Godunow wußte genug. Er faltete die Hände über der Brust und schloß die Augen. Er hat es also in die Tat umgesetzt, dachte er. Auf keine Warnung hat er gehört. Nun sitzt er irgendwo in einer Zelle und wartet, was mit ihm geschieht. Marko drehte sich auf die Seite und starrte auf den gescheuerten Linoleumboden, der dreimal in der Woche gewachst und gebohnert wurde. Die Geräusche um ihn verblaßten … alles verlor sich aus dem Ohr und dem Auge Godunows, und es blieb nur ein Gedanke übrig: Kann man Pjetkin noch helfen? Wie kann man in seiner Nähe bleiben? Und Dunja, mein Gott, Dunja … sie muß benachrichtigt werden. Sie anzurufen, hatte keinen Sinn, denn alle Gespräche wurden abgehört, dessen war Marko gewiß. Einen Brief schreiben, hatte noch weniger Sinn, denn er würde nie ankommen. Also blieb nur eines übrig: Nach Irkutsk fahren und sie selbst sprechen. Dann aber verlor er Pjetkin aus den Augen. Es war ein Problem, das Godunow fast zu Boden drückte.
*
Nach dem Mittagessen ging Marko – ein gewohntes Bild – mit seinem Stock hinaus, um im Garten frische Luft zu schöpfen. Meistens saß er dann auf einer Bank unter einer Trauerbirke. So fragte auch heute keiner: Marko Borissowitsch, wohin des Weges?, sondern ließ den Zwerg in den Park ziehen. Hier aber schlug er einen Bogen um die vertraute Bank, sah sich blitzschnell ein paarmal um und verschwand zwischen den Büschen. Weg war er, und daß er nicht wiederkam, merkte man erst beim Abendessen, das auf dem Tisch neben seinem Bett stand und kalt wurde.
Da war es schon zu spät, ihn zu suchen. Der Stationsarzt, der sofort Dr. Trebjoff benachrichtigte, wunderte sich, wie gelassen der Chefarzt das Verschwinden eines Patienten aufnahm.

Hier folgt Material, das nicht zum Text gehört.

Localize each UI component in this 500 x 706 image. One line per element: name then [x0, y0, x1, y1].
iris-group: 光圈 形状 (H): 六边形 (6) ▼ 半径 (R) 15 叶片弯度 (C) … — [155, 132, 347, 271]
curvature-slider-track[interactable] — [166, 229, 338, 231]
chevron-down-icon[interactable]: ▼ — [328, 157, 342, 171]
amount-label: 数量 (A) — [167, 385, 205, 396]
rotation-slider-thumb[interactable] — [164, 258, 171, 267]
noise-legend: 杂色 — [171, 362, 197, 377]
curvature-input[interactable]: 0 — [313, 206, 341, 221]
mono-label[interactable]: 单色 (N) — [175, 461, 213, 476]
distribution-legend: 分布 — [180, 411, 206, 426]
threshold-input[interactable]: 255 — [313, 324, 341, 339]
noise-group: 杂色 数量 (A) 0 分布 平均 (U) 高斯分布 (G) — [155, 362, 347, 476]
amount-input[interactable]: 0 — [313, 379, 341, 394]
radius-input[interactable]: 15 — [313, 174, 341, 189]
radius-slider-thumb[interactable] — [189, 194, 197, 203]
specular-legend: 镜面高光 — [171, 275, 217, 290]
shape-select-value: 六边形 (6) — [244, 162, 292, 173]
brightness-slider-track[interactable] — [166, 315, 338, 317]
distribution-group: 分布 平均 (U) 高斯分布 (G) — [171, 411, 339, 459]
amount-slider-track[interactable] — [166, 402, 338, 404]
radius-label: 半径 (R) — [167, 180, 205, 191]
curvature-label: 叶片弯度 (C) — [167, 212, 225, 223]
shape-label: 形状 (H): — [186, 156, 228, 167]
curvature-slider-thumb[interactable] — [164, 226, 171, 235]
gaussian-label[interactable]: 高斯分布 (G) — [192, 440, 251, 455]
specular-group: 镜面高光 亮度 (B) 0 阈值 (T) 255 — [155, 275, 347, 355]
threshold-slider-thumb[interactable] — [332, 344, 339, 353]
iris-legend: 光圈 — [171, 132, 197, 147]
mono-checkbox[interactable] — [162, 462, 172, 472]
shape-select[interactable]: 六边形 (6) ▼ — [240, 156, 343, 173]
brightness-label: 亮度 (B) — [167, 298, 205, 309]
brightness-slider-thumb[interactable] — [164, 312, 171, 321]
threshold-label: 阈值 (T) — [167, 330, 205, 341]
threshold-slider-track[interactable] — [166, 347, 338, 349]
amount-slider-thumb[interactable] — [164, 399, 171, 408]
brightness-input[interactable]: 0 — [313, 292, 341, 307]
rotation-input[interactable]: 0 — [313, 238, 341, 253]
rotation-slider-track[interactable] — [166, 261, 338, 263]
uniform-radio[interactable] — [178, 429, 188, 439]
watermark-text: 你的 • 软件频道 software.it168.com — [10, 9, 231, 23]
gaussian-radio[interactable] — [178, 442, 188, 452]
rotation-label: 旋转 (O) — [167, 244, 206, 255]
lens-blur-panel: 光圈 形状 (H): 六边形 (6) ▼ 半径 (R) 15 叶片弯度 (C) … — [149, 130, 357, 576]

»Seien wir froh, daß er weg ist«, sagte Trebjoff leichthin. »Er war ein Simulant. Pjetkin und ich haben ihn nur aus Mitleid behandelt. Jetzt fällt er wenigstens nicht mehr dem Staat zur Last.«
Den Nachmittag verbrachte Godunow so unruhig wie nie. Zunächst machte er ausfindig, wo sich das Büro des KGB befand. Er sprach dazu einen Milizionär an, einfach auf der Straße und fragte: »Genosse, ich habe da einen Fall, der wäre der Geheimpolizei sehr wertvoll. Wenn man nur die Adresse wüßte.«
»Gehen Sie zur Kommandantur«, riet der Polizist. »Ich habe ein Aufgabengebiet, wo man solche Adressen nicht kennt.«
Marko lief herum. In der Kommandantur schickte man ihn durch sieben verschiedene Zimmer, überall erzählte er das gleiche, von einem Verdacht, daß in der Kolchose ›Now Gorkij‹ ein als Traktorist verkleideter Priester heimliche Andachten halte und sogar taufe. Das war etwas, was ihm sofort Gehör verschaffte, aber erst nach zwei Stunden erfuhr er die Anschrift des KGB-Büros.